Kaufmann will wieder nach Brüssel

Die frühere Europaabgeordnete der Linken, Sylvia-Yvonne Kaufmann, will 2014 für die SPD zurück nach Brüssel. Presseberichten zufolge will sich die in Berlin-Lichtenberg aktive Kaufmann um den Listenplatz der nicht mehr für das Europaparlament kandidierenden Berlinerin Dagmar Roth-Behrendt bewerben. Ihr eigener Kreisverband unterstützt nach Aussagen des Lichtenberger Kreischefs Ole Kreins ihre Bewerbung. Allerdings wird sie sich gegen einen starken Gegenkandidaten durchsetzen müssen. Philipp Steinberg, der Vizevorsitzende des Landesverbandes und finanzpolitische Referent beim SPD-Parteivorstand, will sich ebenfalls auf den vakanten Platz der Bundesliste bewerben.
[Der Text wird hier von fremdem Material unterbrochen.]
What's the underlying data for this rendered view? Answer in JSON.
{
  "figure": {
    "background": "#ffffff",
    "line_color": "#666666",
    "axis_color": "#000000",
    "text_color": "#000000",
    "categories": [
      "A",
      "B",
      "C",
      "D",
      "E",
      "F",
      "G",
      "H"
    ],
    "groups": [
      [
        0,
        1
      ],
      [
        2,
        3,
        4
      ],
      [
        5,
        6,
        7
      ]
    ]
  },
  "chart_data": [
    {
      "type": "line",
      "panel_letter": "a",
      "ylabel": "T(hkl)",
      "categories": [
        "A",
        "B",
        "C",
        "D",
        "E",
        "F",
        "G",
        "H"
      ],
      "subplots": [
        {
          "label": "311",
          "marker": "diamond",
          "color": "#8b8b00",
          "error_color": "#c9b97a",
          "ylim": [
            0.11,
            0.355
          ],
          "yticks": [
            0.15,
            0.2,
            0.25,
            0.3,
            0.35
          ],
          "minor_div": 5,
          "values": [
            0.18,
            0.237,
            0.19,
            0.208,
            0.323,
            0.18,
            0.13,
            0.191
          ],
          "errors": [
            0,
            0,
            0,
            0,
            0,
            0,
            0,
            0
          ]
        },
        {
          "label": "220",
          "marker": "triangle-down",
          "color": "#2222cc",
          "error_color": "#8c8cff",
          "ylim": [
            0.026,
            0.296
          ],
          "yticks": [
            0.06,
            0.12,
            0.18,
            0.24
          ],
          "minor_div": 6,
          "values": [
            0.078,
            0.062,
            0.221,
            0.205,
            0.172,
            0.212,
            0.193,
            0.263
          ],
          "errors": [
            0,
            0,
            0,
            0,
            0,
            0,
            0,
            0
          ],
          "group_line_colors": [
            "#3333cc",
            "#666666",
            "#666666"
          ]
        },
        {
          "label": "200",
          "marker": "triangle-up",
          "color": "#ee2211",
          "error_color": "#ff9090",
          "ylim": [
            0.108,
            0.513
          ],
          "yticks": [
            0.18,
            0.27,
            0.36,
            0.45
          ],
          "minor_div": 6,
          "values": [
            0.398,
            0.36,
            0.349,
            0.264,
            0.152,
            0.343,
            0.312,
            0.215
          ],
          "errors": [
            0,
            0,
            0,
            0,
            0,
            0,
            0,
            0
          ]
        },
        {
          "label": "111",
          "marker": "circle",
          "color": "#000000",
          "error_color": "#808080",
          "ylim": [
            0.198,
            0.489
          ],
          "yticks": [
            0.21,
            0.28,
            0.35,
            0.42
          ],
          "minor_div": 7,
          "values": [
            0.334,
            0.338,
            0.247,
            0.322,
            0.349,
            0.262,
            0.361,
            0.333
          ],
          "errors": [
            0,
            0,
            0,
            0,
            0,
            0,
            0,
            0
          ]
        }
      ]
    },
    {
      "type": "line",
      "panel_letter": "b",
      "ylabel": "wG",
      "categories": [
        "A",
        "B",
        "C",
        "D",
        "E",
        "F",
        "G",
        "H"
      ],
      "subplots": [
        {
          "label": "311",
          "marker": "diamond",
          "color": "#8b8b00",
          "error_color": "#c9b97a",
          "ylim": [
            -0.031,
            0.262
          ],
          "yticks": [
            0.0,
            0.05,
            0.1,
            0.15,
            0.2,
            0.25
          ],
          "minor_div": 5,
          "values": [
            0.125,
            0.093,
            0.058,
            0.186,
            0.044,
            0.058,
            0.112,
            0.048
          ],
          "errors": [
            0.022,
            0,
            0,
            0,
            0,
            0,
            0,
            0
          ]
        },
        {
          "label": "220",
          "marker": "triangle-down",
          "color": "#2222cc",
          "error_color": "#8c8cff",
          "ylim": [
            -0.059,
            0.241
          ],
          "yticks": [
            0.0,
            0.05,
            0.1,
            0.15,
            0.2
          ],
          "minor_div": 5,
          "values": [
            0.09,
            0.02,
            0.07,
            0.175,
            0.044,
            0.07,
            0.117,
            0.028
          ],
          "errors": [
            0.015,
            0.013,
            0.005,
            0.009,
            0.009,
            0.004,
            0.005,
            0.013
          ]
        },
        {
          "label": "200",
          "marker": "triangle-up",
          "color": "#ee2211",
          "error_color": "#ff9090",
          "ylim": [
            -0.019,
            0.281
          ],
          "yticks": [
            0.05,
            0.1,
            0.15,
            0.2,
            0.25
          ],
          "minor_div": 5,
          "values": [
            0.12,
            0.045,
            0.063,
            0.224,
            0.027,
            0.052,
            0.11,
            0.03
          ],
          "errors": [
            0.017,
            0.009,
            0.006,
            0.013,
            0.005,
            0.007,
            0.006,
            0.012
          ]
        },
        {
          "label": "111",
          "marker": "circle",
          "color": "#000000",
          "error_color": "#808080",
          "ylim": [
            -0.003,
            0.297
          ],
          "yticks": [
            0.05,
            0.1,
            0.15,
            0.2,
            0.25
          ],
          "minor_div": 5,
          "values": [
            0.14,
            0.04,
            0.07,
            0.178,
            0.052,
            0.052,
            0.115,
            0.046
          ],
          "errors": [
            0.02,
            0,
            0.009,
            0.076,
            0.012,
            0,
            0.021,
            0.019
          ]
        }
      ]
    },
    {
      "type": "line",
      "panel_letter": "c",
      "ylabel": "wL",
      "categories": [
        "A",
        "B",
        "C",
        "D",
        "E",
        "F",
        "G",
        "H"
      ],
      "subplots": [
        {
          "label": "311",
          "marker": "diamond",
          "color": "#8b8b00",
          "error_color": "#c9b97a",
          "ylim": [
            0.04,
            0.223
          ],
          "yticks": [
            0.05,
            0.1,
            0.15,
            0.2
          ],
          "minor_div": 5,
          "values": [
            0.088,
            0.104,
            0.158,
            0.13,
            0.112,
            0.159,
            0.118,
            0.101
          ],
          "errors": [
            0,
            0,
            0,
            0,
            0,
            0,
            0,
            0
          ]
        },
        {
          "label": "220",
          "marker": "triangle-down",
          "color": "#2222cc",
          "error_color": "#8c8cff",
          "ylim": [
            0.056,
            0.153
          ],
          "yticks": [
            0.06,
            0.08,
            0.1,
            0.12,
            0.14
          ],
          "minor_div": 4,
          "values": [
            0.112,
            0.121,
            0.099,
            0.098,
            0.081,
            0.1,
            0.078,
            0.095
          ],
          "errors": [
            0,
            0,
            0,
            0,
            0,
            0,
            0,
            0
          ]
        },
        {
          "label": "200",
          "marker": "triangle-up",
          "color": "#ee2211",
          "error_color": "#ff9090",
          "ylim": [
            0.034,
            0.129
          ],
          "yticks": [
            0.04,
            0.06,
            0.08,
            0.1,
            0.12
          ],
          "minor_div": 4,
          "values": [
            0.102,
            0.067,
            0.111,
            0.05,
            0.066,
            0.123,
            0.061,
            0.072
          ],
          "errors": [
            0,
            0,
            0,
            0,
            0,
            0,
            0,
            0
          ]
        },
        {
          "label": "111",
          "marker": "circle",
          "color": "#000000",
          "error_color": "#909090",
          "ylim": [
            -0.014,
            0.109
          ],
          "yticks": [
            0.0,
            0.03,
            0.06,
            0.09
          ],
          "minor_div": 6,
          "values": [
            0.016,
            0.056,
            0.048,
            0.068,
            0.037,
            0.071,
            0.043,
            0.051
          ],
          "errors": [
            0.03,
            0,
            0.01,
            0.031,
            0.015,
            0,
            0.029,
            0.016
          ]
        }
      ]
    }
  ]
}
Kaufmann war von 1999 bis 2009 für die Linkspartei im Europaparlament und von 2004 bis 2007 sogar dessen Vizepräsidentin. Nachdem sie bei der Aufstellung für die letzte Wahl 2009 keine Berücksichtigung mehr fand, hatte sie Die Linke im Mai 2009 verlassen und trat zur SPD über. Innerhalb der Linken stand sie unter anderem wegen ihrer Bejahung des Inhaltes der geplanten EU-Verfassung in der Kritik. Bei der Pressekonferenz mkt Franz Müntfering anlässlich ihres Übertritts zur SPD warf sie der Linken deshalb auch vor, dass sie sich mit ihren Nein zum Lissabonner Vertrag “endgültig einbetoniert” habe und ein “Haufen von Sektierern” sei. Sollte Kaufmann tatsächlich einen Listenplatz erhalten, wäre sie die erste ehemalige Mandatsträgerin der Linken, die bei der SPD eine nennenswerte parlamentarische Zweitkarriere macht.